Will you make it ok?

Can you make it ok?

I sit in my room

Holding myself accountable

If this is the end

I’ve made myself breathless

With all of my worthlessness

Fire in my brain

Will you make it ok?

Does it kill you to know that we’re all dying?

It kills me to know

(Fire — Mal Devisa)

Chama-nos atenção, em especial, nos simbolismos contidos na reformulação das cenas: a venda nos olhos de todas as mulheres que compõem a mise-en-scéne. Interpreta-se desta escolha, a sensação de que o desejo de Chris (uma mulher supostamente feminista) por Dick (um homem supostamente machista) não fosse captado ou visto por nenhuma outra mulher. Ela traía não a seu marido, mas a sí — mulher.

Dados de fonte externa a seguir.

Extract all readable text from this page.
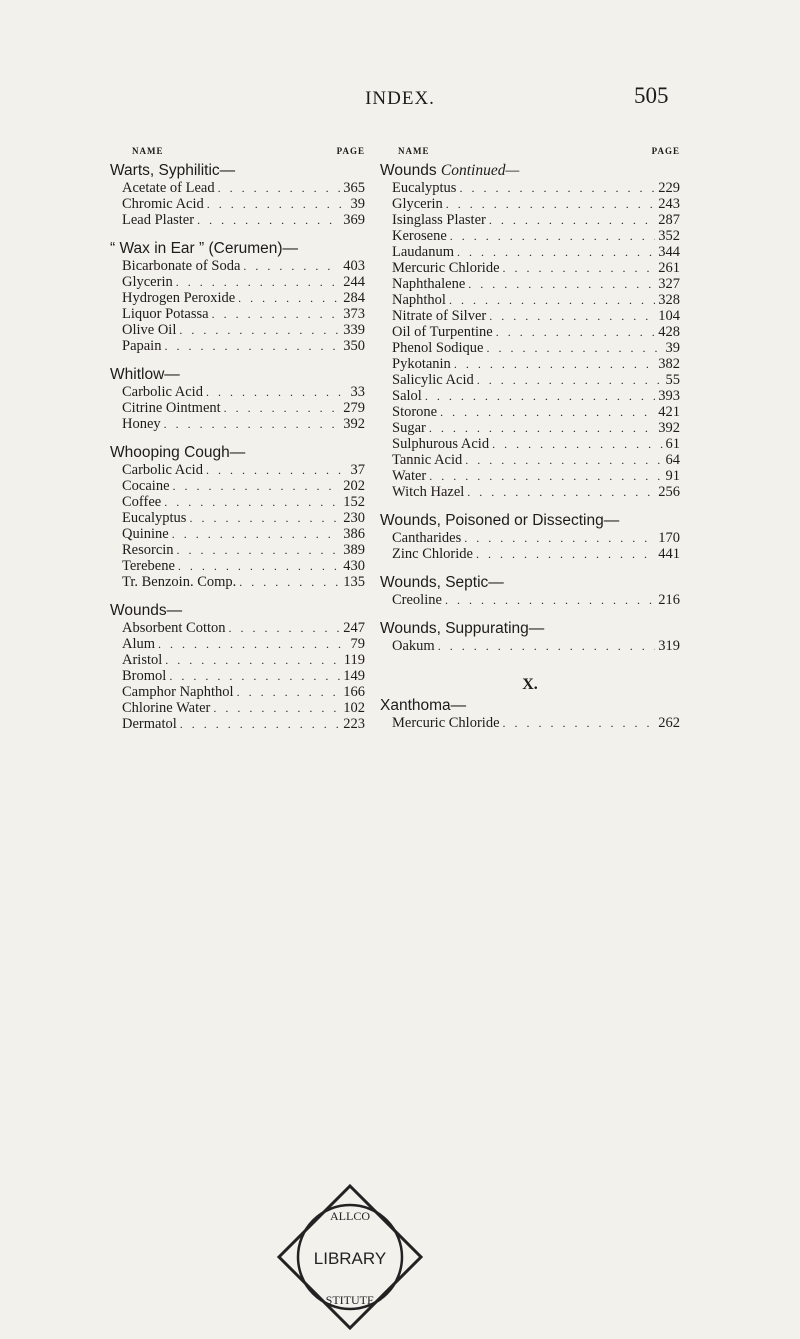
INDEX.	505
NAME	PAGE
Warts, Syphilitic—
Acetate of Lead . . .	365
Chromic Acid . . .	39
Lead Plaster . . .	369
“ Wax in Ear ” (Cerumen)—
Bicarbonate of Soda . . .	403
Glycerin . . .	244
Hydrogen Peroxide . . .	284
Liquor Potassa . . .	373
Olive Oil . . .	339
Papain . . .	350
Whitlow—
Carbolic Acid . . .	33
Citrine Ointment . . .	279
Honey . . .	392
Whooping Cough—
Carbolic Acid . . .	37
Cocaine . . .	202
Coffee . . .	152
Eucalyptus . . .	230
Quinine . . .	386
Resorcin . . .	389
Terebene . . .	430
Tr. Benzoin. Comp. . . .	135
Wounds—
Absorbent Cotton . . .	247
Alum . . .	79
Aristol . . .	119
Bromol . . .	149
Camphor Naphthol . . .	166
Chlorine Water . . .	102
Dermatol . . .	223
NAME	PAGE
Wounds Continued—
Eucalyptus . . .	229
Glycerin . . .	243
Isinglass Plaster . . .	287
Kerosene . . .	352
Laudanum . . .	344
Mercuric Chloride . . .	261
Naphthalene . . .	327
Naphthol . . .	328
Nitrate of Silver . . .	104
Oil of Turpentine . . .	428
Phenol Sodique . . .	39
Pykotanin . . .	382
Salicylic Acid . . .	55
Salol . . .	393
Storone . . .	421
Sugar . . .	392
Sulphurous Acid . . .	61
Tannic Acid . . .	64
Water . . .	91
Witch Hazel . . .	256
Wounds, Poisoned or Dissecting—
Cantharides . . .	170
Zinc Chloride . . .	441
Wounds, Septic—
Creoline . . .	216
Wounds, Suppurating—
Oakum . . .	319
X.
Xanthoma—
Mercuric Chloride . . .	262
LIBRARY
ALLCO
STITUTE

À medida que Chris vai lendo a carta à Sylvere (e ao observador-leitor) revela-se a contradição, a dualidade Desejo e Repressão, o que se entende e o que se sente, o visível e o invisível, a razão e a emoção.

Trata-se de uma série feminista (roteiro, fotografia, direção, produção e edição de som foram assinados por mulheres) que suscita debates — além de feminismos — sobre sexualidade, gênero, masculinidade, erotismo, desejo, obsessão, casamento, monogamia, instituição acadêmica, poder, identidade, moral, cinema, direitos autorais, “arte”, poesia.